The best PMs have T-shaped skills - deep in one, broad in many
Craft → Career Growth
I think the first thing is essentially raw sharps, and that can manifest itself into problem identification and problem solving. The second one is what I call drive or grit. Third, which is a little difference, we talked about that, is influence.
Everyone can learn how to be a versatile kind of unicorn product engineer/designer hybrid in the AI-native era. The only thing stopping you is just going out and doing it.
It's not a role, it's a career being in product and, really, there's so many things to learn and so many things to get good at.
I created a career growth framework for product managers, which comprises of three things. What you produce, what you bring to the table, and what's your operating model.
My recommendation is that you pick between data and tech one, and definitely one on design and research and strategy. My advice is if you're coming from design and research background, then you pick data or tech. If you're coming from a data or tech background, then you pick design and research.
To grow beyond entry level PM, domain expertise can take you a little further, but ultimately to have the highest trajectory, you have to lean into those founder skills - being a great storyteller, getting the most out of people around you, making really hard high conviction decisions that can't be solved analytically.

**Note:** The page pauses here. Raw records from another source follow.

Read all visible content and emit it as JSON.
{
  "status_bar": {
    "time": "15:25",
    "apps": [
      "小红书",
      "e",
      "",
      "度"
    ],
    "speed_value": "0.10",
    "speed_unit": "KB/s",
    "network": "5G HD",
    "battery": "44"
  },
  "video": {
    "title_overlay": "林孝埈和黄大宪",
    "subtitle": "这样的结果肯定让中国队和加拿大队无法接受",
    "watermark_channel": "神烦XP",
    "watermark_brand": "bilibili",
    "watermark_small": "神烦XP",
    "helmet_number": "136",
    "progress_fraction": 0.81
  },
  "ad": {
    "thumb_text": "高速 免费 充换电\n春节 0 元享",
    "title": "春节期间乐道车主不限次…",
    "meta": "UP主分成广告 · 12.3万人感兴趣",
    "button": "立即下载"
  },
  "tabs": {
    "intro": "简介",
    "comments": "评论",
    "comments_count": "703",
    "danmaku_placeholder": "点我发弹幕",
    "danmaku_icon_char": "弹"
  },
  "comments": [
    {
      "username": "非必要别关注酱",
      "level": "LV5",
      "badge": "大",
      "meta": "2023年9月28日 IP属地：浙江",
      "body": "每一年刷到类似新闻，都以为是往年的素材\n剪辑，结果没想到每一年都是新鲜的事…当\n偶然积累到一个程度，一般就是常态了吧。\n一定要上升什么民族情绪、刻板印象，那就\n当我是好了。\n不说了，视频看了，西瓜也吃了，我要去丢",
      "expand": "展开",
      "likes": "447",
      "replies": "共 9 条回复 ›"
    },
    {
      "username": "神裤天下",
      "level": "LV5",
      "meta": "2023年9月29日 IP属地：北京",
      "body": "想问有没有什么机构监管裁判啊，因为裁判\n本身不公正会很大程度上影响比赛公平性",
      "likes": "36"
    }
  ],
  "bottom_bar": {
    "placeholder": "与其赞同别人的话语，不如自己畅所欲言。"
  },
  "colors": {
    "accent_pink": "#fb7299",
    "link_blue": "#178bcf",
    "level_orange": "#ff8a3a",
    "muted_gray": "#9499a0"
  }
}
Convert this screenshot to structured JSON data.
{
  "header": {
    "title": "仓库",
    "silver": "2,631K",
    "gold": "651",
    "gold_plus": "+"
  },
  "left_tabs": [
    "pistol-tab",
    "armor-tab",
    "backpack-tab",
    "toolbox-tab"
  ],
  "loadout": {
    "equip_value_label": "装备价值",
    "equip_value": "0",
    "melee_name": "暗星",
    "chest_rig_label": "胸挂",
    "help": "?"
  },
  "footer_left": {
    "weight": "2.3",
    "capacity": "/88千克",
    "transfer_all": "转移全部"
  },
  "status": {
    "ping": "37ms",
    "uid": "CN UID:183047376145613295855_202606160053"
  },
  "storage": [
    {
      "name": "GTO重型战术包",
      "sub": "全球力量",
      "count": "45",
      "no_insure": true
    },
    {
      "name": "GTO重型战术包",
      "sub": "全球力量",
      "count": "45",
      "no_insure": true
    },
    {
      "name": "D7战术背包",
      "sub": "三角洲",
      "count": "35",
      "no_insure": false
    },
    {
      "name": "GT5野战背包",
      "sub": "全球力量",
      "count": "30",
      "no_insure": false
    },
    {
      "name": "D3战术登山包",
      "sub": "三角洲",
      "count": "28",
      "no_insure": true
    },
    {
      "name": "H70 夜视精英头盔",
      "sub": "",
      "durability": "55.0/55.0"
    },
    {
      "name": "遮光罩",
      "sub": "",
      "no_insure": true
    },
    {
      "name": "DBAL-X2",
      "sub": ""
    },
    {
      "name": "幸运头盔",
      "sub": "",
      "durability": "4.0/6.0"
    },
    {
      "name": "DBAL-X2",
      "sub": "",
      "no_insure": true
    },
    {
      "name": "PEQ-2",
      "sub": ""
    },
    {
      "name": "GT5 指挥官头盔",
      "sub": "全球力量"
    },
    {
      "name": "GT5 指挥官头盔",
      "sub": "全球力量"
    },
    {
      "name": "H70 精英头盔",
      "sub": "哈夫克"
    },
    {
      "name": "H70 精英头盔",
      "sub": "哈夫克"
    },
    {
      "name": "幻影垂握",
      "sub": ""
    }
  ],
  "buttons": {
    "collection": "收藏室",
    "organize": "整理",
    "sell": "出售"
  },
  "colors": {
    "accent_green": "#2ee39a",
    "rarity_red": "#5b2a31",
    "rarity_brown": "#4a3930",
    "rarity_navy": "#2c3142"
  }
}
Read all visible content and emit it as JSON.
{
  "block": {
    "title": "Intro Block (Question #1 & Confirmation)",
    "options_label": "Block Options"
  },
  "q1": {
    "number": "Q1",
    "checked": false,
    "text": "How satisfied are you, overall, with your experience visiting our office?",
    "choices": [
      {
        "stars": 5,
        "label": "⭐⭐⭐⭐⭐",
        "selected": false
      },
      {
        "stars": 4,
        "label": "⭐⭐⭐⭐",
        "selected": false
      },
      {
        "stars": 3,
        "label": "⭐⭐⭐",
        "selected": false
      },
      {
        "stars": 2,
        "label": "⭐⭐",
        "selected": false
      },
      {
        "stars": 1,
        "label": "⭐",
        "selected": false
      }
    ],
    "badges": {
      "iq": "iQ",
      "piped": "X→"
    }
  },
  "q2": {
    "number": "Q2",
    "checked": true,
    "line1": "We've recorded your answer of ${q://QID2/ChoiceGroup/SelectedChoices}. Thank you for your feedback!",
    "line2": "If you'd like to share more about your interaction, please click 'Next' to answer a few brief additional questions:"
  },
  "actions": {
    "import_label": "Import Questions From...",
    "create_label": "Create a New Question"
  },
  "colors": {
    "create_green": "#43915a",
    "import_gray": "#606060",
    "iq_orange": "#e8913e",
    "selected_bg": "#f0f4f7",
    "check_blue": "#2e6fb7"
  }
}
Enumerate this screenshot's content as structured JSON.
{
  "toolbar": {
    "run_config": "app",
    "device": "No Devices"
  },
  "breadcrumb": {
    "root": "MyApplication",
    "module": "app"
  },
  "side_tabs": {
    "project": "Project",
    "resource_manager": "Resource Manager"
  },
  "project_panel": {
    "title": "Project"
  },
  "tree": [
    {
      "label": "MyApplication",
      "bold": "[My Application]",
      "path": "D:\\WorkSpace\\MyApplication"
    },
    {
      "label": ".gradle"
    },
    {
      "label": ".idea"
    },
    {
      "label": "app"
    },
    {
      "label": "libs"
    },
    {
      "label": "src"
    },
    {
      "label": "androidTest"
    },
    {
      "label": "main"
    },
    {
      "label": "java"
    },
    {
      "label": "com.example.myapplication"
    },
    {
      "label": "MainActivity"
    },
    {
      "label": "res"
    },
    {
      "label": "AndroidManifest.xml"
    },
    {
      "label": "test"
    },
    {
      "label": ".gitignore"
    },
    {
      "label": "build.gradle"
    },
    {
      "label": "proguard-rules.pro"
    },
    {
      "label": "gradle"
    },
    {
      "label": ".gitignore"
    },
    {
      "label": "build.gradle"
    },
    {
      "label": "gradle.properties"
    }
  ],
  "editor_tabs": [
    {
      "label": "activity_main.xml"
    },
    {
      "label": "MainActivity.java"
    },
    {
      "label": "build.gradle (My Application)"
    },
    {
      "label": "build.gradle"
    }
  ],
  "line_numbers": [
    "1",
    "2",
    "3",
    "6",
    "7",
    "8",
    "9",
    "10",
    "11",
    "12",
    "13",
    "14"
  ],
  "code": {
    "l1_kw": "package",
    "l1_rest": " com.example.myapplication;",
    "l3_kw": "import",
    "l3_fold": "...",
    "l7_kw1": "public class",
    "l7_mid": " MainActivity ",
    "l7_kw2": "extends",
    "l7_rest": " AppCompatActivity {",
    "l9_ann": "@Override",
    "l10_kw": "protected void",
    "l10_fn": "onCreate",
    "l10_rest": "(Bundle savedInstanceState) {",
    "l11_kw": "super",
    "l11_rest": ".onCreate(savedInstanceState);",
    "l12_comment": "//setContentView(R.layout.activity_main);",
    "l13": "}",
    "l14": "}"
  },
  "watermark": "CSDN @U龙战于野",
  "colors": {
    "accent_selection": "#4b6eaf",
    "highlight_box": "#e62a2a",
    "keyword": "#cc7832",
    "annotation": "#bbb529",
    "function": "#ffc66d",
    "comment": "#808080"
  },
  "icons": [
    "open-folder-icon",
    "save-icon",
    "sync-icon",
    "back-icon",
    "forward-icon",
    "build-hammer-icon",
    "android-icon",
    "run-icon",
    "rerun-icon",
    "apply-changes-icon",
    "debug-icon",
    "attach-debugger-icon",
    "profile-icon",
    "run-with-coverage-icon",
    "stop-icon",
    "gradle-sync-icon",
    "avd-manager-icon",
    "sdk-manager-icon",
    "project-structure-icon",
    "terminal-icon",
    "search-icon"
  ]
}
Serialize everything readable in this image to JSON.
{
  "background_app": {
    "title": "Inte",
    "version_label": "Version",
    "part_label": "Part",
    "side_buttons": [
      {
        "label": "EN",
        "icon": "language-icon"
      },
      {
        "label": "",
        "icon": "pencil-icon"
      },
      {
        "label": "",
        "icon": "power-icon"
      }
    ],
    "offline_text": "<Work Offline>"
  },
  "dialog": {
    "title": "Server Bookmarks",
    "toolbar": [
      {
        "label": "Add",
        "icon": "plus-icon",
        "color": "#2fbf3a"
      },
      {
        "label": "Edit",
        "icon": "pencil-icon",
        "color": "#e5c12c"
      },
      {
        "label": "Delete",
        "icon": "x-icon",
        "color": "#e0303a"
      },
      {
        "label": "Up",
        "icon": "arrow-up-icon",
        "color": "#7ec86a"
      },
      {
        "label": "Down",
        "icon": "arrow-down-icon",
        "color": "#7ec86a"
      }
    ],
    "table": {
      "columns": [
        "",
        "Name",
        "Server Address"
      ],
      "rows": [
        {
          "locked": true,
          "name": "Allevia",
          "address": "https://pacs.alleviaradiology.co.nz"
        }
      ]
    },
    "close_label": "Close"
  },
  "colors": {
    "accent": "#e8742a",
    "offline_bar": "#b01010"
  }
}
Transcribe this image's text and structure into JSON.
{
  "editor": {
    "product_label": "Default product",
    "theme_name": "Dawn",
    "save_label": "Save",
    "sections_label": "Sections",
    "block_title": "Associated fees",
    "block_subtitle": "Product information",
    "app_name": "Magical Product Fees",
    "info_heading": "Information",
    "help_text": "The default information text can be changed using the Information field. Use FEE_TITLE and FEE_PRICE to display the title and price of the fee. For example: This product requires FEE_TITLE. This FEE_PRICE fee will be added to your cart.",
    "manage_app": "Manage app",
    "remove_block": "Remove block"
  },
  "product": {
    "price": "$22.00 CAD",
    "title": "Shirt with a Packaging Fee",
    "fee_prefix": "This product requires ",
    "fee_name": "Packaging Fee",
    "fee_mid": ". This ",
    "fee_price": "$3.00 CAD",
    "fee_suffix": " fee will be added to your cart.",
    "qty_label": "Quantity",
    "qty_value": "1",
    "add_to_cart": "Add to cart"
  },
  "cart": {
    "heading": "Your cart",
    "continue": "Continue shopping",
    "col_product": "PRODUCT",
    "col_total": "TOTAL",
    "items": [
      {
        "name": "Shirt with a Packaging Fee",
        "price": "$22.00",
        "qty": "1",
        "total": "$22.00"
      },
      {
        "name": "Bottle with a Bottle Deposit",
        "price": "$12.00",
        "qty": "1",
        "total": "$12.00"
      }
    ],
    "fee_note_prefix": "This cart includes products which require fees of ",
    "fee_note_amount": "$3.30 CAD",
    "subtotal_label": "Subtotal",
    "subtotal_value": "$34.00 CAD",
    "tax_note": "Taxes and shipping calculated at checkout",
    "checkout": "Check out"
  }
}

Do a legitimate side hustle, found a company on the side and learn everything else. You forget what it means to sell something to a customer, support a product, ship something and get destroyed because it doesn't work.
I have to think of my career as a little bit like a bingo card. I've always been looking to fill in boxes I didn't have filled because I felt like that would make me a better professional.
I've rarely regretted going deep in something that isn't quite my job. The worst case scenario is I've learned something new that I will never use. But the very best case scenario is that when I least suspect it at some point in the future it will turn out to be the thing that matters.
I think breadth is incredibly important. It's so critical, especially if someone has an end goal of wanting to step into a product leadership role to have been able to have touched lots of different components, as opposed to specializing in one specific thing.
I think it's really important to become really good at and also known for something. You could be known for shepherding like the most complex launches because you're just so good at quarterbacking. Find something that you can be really, really good at.
People tend to flock and give responsibility to the people that are known for being excellent at something.
The role of the chief product officer is so broad. You're not just the head of products. They need to have a business thinking. They need to understand their go-to market strategy. They need to understand the sales play. They need to understand how engineering are building products.
The folks who have successfully transferred over, they tend to have a couple of characteristics. They're usually very curious, they tend to be really passionate about the product and solving customer problems. And sometimes, they've even tinkered with a side project as a way to hone their PM skills.
I think product managers are increasingly I think a bit more technical or expected to be. I think there was a moment where they were technical and then it was, 'No, no, we're all generalists,' and now I think we're going back to PMs need to be more technical. I think designers, the expectation is that they'll be more business-oriented, design as a means, honestly, to an end. And I think engineers are increasingly becoming what more product-focused, more user-focused.
You need to have some breadth, right, but it's like same problem, different industry. It's one way to think about depth that's focused. Different problem, same industry is another way to think about it.
The mistake that I see a lot of product managers make is they start operating in either output or outcomes. And when you are transitioning to outcomes, it's very important that you continue to still hone your craft on outputs.